I lavori estivi hanno permesso di gettare letteralmente le basi della fermata, completando le fondazioni, le opere portanti e la posa definitiva del secondo binario dedicato alle frequenze delle linee regionali dirette all'aeroporto di Fiumicino e verso Viterbo. Oltre alla parziale copertura della trincea ferroviaria, le squadre hanno realizzato il segmento cruciale del sottopassaggio pedonale, un cordone ombelicale sotterraneo che garantirà l'attesa connessione diretta con l'attuale linea C della metropolitana. Questo snodo rappresenta un tassello vitale per la mobilità romana, poiché permetterà di alleggerire il carico sui tradizionali scali principali, offrendo un'alternativa di spostamento rapido e interconnesso per decine di migliaia di pendolari. Da domani, primo settembre, i convogli torneranno a viaggiare regolarmente su binari rinnovati e pronti per i futuri sviluppi.

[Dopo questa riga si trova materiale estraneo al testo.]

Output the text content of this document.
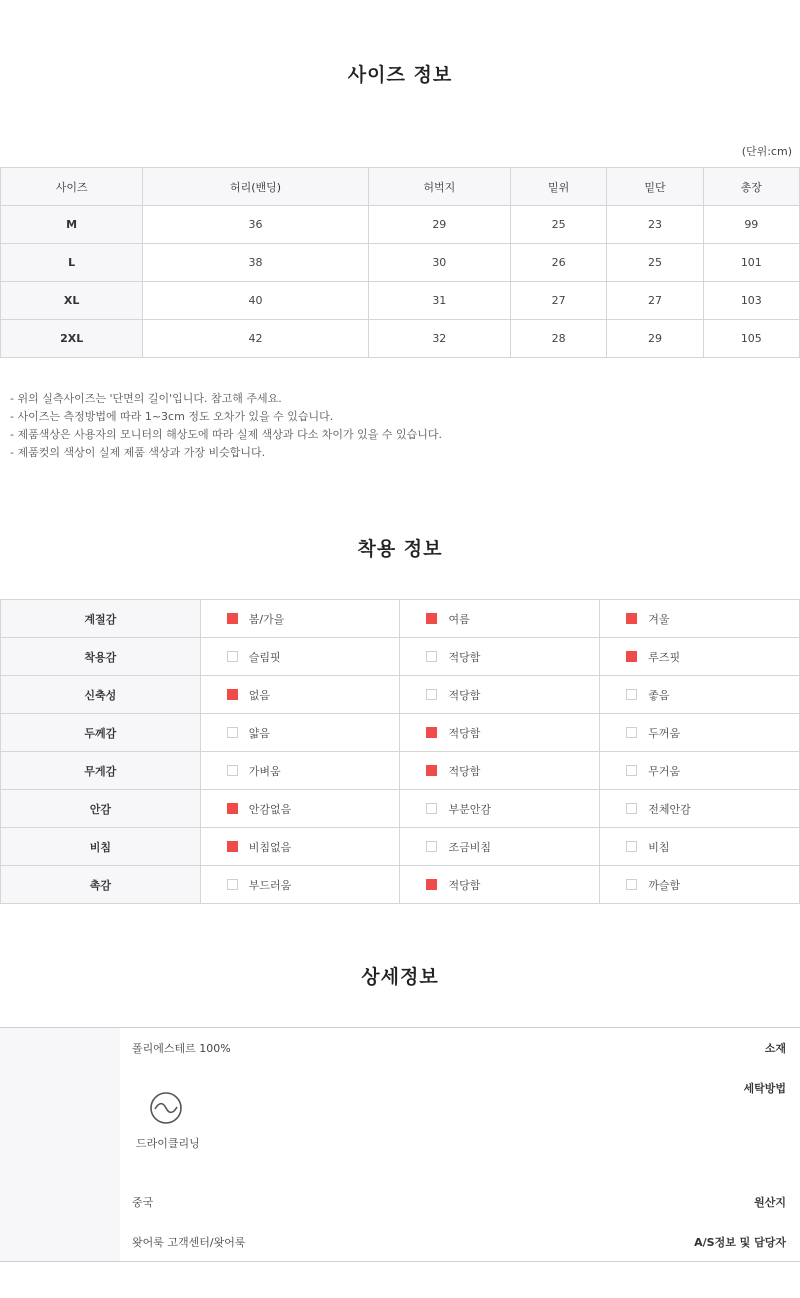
사이즈 정보
(단위:cm)
사이즈	허리(밴딩)	허벅지	밑위	밑단	총장
M	36	29	25	23	99
L	38	30	26	25	101
XL	40	31	27	27	103
2XL	42	32	28	29	105
- 위의 실측사이즈는 '단면의 길이'입니다. 참고해 주세요.
- 사이즈는 측정방법에 따라 1~3cm 정도 오차가 있을 수 있습니다.
- 제품색상은 사용자의 모니터의 해상도에 따라 실제 색상과 다소 차이가 있을 수 있습니다.
- 제품컷의 색상이 실제 제품 색상과 가장 비슷합니다.
착용 정보
계절감	봄/가을	여름	겨울
착용감	슬림핏	적당함	루즈핏
신축성	없음	적당함	좋음
두께감	얇음	적당함	두꺼움
무게감	가벼움	적당함	무거움
안감	안감없음	부분안감	전체안감
비침	비침없음	조금비침	비침
촉감	부드러움	적당함	까슬함
상세정보
소재
폴리에스테르 100%
세탁방법
드라이클리닝
원산지
중국
A/S정보 및 담당자
왓어룩 고객센터/왓어룩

L'intervento appena concluso si inserisce in un mastodontico piano di rigenerazione urbana e trasportistica dal valore complessivo di duecentotrenta milioni di euro. L'attuale tranches assorbe centonovantuno milioni per unire le ferrovie locali alla metropolitana e ricucire il quartiere attraverso una grande piazza pedonale in superficie. L'intero progetto architettonico e trasportistico prevede nei prossimi anni anche l'inaugurazione della vicina fermata Mandrione, destinata a intercettare i flussi provenienti dai Castelli Romani e da Cassino. Una trasformazione radicale che promette di ridefinire le abitudini di spostamento, trasformando una storica frattura urbana nel nuovo cuore pulsante del trasporto pubblico laziale e dell'intero sistema ferroviario della città metropolitana capitolina.